Mas, apesar de toda a força de personalidade de Tadzetdinova, ela ainda está consumida pela tragédia.
Ao longo dos anos, ela fez inúmeras visitas à área do leste da Ucrânia, onde os destroços das partículas radioativas foram encontrados pela primeira vez há quase quatro décadas. Um memorial aos mortos agora marca o local.
Sem acesso a documentos do governo sobre a tragédia, ela se recusou veementemente a acreditar na narrativa oficial de uma colisão no ar.
Os jogadores do Pakhtakor FC compartilham um momento de alegria na década de 1970 |
Em 2010, ela até participou de um estranho programa de TV ucraniano chamado Battle of the Psychics, na tentativa de desvendar o mistério. Mais tarde, o produtor do programa enviou-lhe uma carta afirmando ter estado em contato com uma testemunha ocular anônima que tinha visto o avião explodir no ar e “vir a entender” que tinha sido disparado do céu por um míssil.
Mas o relato oferecido na carta, que Eurasianet viu, está longe de ser convincente.

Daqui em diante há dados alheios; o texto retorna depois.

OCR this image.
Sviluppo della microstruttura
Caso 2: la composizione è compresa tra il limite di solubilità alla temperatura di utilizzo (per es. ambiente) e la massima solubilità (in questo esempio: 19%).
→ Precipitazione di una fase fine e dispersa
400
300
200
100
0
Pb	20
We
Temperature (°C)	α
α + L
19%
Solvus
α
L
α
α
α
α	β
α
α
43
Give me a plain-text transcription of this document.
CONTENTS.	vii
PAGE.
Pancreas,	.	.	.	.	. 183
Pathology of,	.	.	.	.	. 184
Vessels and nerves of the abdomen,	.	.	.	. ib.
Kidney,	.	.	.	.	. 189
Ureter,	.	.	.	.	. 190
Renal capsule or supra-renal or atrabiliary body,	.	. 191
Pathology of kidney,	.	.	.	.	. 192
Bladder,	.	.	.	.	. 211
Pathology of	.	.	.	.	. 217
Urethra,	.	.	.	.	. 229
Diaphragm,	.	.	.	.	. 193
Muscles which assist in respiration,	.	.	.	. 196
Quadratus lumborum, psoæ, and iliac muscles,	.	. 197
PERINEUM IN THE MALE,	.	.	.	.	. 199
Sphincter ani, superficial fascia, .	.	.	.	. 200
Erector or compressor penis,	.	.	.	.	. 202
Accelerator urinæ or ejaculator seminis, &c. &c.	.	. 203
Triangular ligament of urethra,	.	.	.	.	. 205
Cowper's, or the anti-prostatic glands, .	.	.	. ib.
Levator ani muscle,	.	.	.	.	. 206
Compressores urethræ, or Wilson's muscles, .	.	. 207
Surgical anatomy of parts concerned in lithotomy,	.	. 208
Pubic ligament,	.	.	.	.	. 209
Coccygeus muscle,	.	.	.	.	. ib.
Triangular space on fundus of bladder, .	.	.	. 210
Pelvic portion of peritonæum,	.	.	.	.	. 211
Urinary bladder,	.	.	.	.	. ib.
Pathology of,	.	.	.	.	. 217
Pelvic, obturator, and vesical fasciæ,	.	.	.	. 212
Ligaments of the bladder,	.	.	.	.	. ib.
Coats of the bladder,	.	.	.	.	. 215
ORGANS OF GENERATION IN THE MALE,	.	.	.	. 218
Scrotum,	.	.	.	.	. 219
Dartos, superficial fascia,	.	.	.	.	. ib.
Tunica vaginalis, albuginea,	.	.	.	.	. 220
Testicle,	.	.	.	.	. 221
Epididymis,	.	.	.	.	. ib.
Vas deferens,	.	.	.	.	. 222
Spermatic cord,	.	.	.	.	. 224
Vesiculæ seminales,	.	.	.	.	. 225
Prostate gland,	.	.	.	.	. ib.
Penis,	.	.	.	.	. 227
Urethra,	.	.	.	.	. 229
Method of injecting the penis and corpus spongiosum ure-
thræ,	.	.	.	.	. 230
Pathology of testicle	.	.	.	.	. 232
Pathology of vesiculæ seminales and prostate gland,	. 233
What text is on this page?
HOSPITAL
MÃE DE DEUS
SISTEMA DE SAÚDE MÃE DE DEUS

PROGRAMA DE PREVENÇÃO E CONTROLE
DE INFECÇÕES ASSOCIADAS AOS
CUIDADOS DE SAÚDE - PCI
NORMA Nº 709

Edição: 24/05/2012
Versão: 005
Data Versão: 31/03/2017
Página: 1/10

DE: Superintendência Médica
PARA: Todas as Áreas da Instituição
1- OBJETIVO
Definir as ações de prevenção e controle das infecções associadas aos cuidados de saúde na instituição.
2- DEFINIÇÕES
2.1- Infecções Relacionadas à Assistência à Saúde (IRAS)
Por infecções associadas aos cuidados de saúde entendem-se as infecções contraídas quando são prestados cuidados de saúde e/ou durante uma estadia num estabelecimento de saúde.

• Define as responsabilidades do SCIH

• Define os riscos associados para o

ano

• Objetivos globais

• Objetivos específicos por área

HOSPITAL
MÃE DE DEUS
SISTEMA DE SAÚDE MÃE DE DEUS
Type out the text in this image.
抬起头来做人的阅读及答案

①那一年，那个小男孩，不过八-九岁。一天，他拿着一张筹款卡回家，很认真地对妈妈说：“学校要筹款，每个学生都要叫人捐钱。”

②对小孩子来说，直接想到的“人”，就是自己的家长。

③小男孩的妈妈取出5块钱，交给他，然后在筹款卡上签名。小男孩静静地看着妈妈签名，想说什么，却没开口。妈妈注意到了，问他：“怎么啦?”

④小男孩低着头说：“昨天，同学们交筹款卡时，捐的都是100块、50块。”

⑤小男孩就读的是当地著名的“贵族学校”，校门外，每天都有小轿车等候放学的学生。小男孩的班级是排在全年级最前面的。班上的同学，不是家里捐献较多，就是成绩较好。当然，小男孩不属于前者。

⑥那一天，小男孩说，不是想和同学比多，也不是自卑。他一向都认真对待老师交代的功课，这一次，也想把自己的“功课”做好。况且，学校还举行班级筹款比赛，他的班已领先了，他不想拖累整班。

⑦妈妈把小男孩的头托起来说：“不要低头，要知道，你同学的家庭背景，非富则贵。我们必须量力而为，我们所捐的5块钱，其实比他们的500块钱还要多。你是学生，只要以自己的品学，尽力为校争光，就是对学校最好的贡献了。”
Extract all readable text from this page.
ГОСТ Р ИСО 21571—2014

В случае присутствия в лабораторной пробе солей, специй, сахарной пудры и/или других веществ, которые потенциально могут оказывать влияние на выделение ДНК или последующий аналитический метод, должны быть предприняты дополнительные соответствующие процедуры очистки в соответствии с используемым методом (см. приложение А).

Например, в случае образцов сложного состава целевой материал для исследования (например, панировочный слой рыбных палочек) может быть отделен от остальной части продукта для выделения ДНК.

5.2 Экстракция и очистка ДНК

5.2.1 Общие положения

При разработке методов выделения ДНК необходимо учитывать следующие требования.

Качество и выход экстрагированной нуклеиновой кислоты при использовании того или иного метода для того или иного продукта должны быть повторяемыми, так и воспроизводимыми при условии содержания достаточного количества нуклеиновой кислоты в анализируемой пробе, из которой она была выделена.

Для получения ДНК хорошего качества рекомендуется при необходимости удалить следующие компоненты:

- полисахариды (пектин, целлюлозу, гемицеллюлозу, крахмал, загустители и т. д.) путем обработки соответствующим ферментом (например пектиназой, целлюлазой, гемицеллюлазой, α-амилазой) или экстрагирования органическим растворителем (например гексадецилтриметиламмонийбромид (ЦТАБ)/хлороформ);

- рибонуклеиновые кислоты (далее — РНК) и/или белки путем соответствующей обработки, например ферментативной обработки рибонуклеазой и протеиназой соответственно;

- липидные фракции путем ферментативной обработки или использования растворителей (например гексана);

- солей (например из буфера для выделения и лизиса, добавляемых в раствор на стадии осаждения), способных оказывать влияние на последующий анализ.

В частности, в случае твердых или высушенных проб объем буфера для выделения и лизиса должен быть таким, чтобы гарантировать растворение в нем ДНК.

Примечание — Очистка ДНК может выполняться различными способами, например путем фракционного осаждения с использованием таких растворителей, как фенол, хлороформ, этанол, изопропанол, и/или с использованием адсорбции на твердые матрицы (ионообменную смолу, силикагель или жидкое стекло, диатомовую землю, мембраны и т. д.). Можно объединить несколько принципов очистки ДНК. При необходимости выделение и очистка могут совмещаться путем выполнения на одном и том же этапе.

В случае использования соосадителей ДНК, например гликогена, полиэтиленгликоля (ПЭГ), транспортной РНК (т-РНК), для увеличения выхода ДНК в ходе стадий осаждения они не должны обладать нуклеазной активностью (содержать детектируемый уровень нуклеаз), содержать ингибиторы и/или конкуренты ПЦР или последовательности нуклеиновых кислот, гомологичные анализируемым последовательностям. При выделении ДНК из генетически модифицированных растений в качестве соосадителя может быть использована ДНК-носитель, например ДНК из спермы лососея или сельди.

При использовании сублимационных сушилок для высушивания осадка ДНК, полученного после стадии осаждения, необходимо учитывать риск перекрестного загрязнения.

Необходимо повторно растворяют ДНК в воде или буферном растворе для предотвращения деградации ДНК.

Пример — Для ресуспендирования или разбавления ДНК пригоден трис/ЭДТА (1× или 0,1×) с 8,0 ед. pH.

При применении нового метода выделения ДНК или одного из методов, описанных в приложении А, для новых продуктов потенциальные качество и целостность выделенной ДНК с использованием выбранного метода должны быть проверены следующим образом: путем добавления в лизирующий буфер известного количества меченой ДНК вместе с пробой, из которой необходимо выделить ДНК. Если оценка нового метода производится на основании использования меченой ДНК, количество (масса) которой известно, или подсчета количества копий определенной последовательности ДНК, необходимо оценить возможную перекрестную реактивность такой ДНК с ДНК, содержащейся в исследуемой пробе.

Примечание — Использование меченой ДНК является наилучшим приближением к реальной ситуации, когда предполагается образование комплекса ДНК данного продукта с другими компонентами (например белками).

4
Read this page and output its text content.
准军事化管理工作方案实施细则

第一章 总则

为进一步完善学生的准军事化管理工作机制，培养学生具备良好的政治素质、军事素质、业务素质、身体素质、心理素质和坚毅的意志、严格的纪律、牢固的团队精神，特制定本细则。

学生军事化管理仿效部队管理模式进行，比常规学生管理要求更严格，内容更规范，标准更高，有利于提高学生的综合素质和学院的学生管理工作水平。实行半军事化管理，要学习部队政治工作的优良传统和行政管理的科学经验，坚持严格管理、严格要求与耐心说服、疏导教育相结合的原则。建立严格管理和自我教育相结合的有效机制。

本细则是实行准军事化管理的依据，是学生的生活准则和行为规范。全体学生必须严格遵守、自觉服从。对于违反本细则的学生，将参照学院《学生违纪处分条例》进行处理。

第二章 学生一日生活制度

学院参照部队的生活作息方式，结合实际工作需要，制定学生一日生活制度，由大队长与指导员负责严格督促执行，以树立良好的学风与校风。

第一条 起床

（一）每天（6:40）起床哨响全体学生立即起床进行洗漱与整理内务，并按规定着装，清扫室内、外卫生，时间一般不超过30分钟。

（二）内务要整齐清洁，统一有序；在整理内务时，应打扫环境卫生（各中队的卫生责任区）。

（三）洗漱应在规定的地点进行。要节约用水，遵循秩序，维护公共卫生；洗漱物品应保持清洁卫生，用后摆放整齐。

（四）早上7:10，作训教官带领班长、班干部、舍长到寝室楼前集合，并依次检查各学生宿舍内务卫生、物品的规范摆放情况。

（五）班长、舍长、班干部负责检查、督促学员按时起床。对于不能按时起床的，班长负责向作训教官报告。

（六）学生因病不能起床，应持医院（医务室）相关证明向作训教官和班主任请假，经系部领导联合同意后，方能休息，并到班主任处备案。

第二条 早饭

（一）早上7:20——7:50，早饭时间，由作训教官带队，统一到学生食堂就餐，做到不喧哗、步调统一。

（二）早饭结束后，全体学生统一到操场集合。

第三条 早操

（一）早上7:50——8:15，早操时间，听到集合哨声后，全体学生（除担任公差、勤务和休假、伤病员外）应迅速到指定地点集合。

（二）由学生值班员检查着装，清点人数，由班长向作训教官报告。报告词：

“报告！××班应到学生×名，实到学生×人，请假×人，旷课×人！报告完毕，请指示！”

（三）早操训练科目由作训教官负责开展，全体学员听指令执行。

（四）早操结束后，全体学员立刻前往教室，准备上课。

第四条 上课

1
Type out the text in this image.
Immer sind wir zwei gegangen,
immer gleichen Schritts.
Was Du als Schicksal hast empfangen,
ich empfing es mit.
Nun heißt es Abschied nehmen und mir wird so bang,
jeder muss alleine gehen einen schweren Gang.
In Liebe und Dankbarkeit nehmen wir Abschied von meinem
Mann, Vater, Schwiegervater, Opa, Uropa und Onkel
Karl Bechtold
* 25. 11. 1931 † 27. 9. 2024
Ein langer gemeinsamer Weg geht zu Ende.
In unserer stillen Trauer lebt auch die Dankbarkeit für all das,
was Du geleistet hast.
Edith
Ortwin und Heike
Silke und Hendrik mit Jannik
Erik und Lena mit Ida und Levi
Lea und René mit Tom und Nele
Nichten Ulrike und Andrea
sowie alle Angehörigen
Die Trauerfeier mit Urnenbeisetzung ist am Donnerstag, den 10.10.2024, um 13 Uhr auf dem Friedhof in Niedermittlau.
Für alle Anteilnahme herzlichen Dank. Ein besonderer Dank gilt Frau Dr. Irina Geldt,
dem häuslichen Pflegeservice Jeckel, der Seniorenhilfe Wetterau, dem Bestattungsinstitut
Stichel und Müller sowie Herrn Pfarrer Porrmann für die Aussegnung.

A dor das décadas passadas é agravada pelo fato de que o clube ao qual o marido de Tadzetdinova deu sua vida não é mais o líder no futebol doméstico.
O futebol uzbeque como um todo regrediu significativamente desde o apogeu de Pakhtakor, mesmo com os salários dos jogadores disparando.
“Outro dia estava a ver os jogadores do Lokomotiv Tashkent recolherem as suas medalhas de campeonato. É uma grande dor para mim sempre que Pakhtakor termina em segundo ou terceiro”, disse ela à Eurasianet. “Então eu vi as esposas dos jogadores. Você deveria ter visto suas roupas e joias. Éramos apenas pessoas comuns e pobres.”
Os jogadores de futebol do passado e do presente ainda são o tema principal das conversas na casa dos Tadzetdinov, onde um grupo cada vez menor de amigos e parentes ligados à era Pakhtakor anterior ao acidente ainda se reúne ocasionalmente.
Apesar do surgimento de outros times no Uzbequistão, Tadzetdinova está convencido de que o Pakhtakor continua sendo o “clube do povo”.
“Jogar para nós não é como jogar para outros clubes”, disse ela. “Veja, quando nossos jovens vão para o campo, o espírito daquela equipe de 1979 voa com eles.”